Up the hill from the range, Paumier's house is a beautiful
4,000-square-foot home. Its design is a fusion between an eastern river
tycoon in the front, and a southern plantation style in the back. Like
the surgery wing, Paumier designed it using a measuring tape from the
inside out.
At dinner time, Paumier and his wife, Amy, and their two kids, can see
the whole landscape through the kitchen windows. They eat dinner at home
together most nights despite the mad hours Paumier grinds through.
The name of the road where they live might as well have been destined
for Paumier: Perry Grange Road. The four lanes in his back yard are
exact replica of those found at Camp Perry, where national matches take
place.
It takes 14 hours just to mow the range, but he shoots year round. Even
in the winter, in negative-ten-degree temperatures, he shoots in
complete peace.
Yet, rifle marksmanship brought Paumier more than peace of mind. It's what brought him into the Army Reserve.
SOLDIER - POURING HIS WHOLE LIFE INTO THE UNIFORM
Paumier shot his first rifle at the age of eight. He shot his first deer
at 13 (a 10-point buck). He shot at national championships in his 30s.
Yet, he joined the Army at 48. He's been wearing the uniform less than two years.
He became so renowned as a rifleman and surgeon that Army officials
noticed.
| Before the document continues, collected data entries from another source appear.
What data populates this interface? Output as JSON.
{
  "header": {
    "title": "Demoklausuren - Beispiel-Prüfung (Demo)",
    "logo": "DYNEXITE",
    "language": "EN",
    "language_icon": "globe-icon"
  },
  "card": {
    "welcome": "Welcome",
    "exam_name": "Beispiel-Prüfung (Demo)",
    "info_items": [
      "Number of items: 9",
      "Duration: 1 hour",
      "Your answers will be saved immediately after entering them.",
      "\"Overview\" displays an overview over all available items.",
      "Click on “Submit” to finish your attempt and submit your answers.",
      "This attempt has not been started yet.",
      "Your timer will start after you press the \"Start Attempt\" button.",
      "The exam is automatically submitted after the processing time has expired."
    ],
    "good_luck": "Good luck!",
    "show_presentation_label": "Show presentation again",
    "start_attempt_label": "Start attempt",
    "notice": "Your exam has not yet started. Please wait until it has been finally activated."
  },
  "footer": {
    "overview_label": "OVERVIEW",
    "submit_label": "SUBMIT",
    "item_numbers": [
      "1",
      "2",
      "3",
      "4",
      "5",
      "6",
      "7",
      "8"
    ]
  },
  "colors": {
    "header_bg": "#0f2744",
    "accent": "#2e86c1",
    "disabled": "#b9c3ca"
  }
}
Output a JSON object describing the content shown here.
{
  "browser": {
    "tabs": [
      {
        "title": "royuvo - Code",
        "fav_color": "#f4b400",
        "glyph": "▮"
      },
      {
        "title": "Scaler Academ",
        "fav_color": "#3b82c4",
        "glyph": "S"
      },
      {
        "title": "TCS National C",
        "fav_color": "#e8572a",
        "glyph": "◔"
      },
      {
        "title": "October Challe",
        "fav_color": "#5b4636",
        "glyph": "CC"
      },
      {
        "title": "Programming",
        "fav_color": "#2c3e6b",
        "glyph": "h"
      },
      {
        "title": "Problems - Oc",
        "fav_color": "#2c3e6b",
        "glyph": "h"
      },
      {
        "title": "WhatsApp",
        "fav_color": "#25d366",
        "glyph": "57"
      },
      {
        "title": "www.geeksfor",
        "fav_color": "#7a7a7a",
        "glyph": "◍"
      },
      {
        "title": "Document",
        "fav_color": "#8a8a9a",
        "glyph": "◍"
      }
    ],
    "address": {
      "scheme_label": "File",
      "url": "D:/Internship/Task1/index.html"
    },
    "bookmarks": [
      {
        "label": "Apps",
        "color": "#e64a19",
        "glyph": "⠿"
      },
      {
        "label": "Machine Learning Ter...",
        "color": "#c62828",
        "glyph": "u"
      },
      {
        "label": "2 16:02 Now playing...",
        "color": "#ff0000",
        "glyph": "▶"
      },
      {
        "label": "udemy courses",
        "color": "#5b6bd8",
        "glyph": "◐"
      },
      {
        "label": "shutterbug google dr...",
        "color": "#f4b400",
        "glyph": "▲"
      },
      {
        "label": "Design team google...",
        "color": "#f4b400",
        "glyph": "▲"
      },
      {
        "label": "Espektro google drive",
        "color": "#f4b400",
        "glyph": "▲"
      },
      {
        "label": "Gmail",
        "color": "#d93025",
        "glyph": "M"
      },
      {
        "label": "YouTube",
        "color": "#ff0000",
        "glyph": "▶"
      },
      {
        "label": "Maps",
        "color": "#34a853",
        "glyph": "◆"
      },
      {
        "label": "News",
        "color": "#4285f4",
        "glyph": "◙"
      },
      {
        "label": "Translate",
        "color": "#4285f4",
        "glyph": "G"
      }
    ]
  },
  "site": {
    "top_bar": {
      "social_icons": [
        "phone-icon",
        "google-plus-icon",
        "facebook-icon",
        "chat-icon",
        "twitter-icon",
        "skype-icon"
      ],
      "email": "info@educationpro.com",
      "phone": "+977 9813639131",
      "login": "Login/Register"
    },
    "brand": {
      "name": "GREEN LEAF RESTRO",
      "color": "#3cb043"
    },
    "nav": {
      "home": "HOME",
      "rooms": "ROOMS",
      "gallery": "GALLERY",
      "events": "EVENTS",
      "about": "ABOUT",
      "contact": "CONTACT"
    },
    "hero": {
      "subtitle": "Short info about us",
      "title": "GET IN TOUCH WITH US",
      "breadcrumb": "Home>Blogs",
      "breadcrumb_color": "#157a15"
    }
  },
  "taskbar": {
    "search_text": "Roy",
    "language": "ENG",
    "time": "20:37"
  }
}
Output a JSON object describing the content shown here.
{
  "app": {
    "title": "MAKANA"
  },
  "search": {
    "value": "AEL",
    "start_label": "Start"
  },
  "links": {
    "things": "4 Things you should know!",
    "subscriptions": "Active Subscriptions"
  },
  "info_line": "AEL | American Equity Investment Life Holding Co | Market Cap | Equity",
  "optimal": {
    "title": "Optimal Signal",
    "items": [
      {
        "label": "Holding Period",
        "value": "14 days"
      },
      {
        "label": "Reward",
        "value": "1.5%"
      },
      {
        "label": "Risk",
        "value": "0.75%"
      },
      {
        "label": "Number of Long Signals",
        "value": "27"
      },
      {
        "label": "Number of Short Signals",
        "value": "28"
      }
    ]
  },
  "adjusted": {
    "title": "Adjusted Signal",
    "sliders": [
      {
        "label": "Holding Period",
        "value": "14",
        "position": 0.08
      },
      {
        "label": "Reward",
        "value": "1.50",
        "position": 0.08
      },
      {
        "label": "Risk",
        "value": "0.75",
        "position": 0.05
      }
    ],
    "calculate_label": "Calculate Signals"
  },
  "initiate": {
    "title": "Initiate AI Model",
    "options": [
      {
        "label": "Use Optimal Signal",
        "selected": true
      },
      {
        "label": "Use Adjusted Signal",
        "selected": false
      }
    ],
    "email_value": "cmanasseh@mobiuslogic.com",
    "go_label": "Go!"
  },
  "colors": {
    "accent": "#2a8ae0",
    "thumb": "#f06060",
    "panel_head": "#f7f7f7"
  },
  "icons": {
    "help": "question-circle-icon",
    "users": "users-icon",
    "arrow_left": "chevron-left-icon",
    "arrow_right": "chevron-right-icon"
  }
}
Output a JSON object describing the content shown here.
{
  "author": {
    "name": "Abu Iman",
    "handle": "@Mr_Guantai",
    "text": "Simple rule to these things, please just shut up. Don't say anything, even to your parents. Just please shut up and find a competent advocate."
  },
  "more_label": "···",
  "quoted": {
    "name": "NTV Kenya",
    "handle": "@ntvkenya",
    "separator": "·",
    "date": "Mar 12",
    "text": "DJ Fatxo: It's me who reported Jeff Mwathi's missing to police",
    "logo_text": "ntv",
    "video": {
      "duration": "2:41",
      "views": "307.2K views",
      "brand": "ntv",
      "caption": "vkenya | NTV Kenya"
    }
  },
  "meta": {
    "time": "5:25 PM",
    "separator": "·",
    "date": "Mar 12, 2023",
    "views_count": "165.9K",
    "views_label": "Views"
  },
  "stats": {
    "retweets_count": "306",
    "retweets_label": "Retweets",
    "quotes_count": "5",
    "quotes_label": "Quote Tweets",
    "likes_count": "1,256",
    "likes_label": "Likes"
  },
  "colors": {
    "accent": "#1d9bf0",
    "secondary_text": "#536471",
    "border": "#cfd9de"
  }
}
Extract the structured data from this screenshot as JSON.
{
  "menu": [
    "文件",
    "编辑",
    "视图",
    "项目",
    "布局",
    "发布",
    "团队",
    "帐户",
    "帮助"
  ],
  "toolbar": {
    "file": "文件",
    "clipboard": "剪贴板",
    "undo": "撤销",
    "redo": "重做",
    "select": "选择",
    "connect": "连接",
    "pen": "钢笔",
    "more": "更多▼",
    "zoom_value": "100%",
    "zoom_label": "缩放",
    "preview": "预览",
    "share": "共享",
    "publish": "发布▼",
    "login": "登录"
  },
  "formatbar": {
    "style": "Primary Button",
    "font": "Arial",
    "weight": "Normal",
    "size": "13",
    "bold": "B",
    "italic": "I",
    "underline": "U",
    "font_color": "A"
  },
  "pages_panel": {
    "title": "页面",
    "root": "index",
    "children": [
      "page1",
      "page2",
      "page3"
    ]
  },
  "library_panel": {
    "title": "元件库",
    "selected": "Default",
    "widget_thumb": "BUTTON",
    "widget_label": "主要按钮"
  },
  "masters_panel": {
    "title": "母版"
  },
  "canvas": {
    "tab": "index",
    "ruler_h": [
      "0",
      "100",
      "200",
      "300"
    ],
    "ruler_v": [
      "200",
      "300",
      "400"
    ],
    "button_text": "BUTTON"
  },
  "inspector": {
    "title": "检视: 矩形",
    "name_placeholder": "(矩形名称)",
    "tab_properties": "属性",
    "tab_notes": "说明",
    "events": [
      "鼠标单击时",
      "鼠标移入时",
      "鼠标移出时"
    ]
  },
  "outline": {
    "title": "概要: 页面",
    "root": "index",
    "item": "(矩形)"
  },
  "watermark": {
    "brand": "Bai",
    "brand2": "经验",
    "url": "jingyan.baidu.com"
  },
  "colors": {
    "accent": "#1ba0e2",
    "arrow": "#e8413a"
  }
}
He met an Army Reserve officer at a shooting match who ended up
recruiting him. Paumier was commissioned as a lieutenant colonel.
Typically, it takes 15 years or more for officers to reach that rank.
"When I decide I want to do something, I make it happen. I mean I have a
complete life's history of deciding to do things and making it happen
... You will never see such determination ever. I decided I wanted to be
distinguished. I am distinguished. I decided I wanted to be in the
Army. I'm in the Army. I decided I wanted to be a lieutenant colonel.
I'm a lieutenant colonel. They said major. But I said I wanted
lieutenant colonel ... based on my credentials," he said.
He recalls his recruiter saying, "I don't know who this guy is, or who
he knows, but in my whole life, I've never seen the Army operate this
way."
He said he loves the Army because of the discipline it requires out of Soldiers, who are capable of a huge range of missions.
"I think the Army is the best overall organization, ever. The Army is a
giant machine. It has all the functions to sustain a society. It's its
own complete mechanism. We can fight. We can govern. We can lead. We can
build. We can heal people. We can establish security. It's a complete
governmental organization."
In the Army Reserve, he drives six hours - 415 miles, one way - to
report to the 416th Theater Engineer Command, each month. As the
command's chief surgeon, he oversees the medical readiness of
approximately 13,000 troops, spread across 27 states. His goal is to
eventually improve medical stats throughout the entire Army.
Additionally, he took charge of the Army Reserve's Mobile Training Team.
The team is part of the Army Reserve Marksmanship Program, which has
approximately 60 pistol, rifle and combat experts who compete at various
championships. In turn, the training team travels the country to help
Soldiers improve their weapon skills.
"How Soldiers are instructed in marksmanship spills over the combat environment," Paumier said.
Now he's on a mission to completely revamp the Army's marksmanship
methodology. He coaches every person he ever comes into contact with:
topics range from shooting to general life lessons. He wants to
transpose his knowledge, coaching skills, and sheer determination to
improve the Army's institution as a whole.
He won't stop until he does so, he said.
If he can redesign an entire surgery wing and a three-story home using a
measuring tape, imagine what he can do with a surgical scope or a
rifle.
"If you go through your life and don't use the talents you were given, then you've wasted these talents," he said.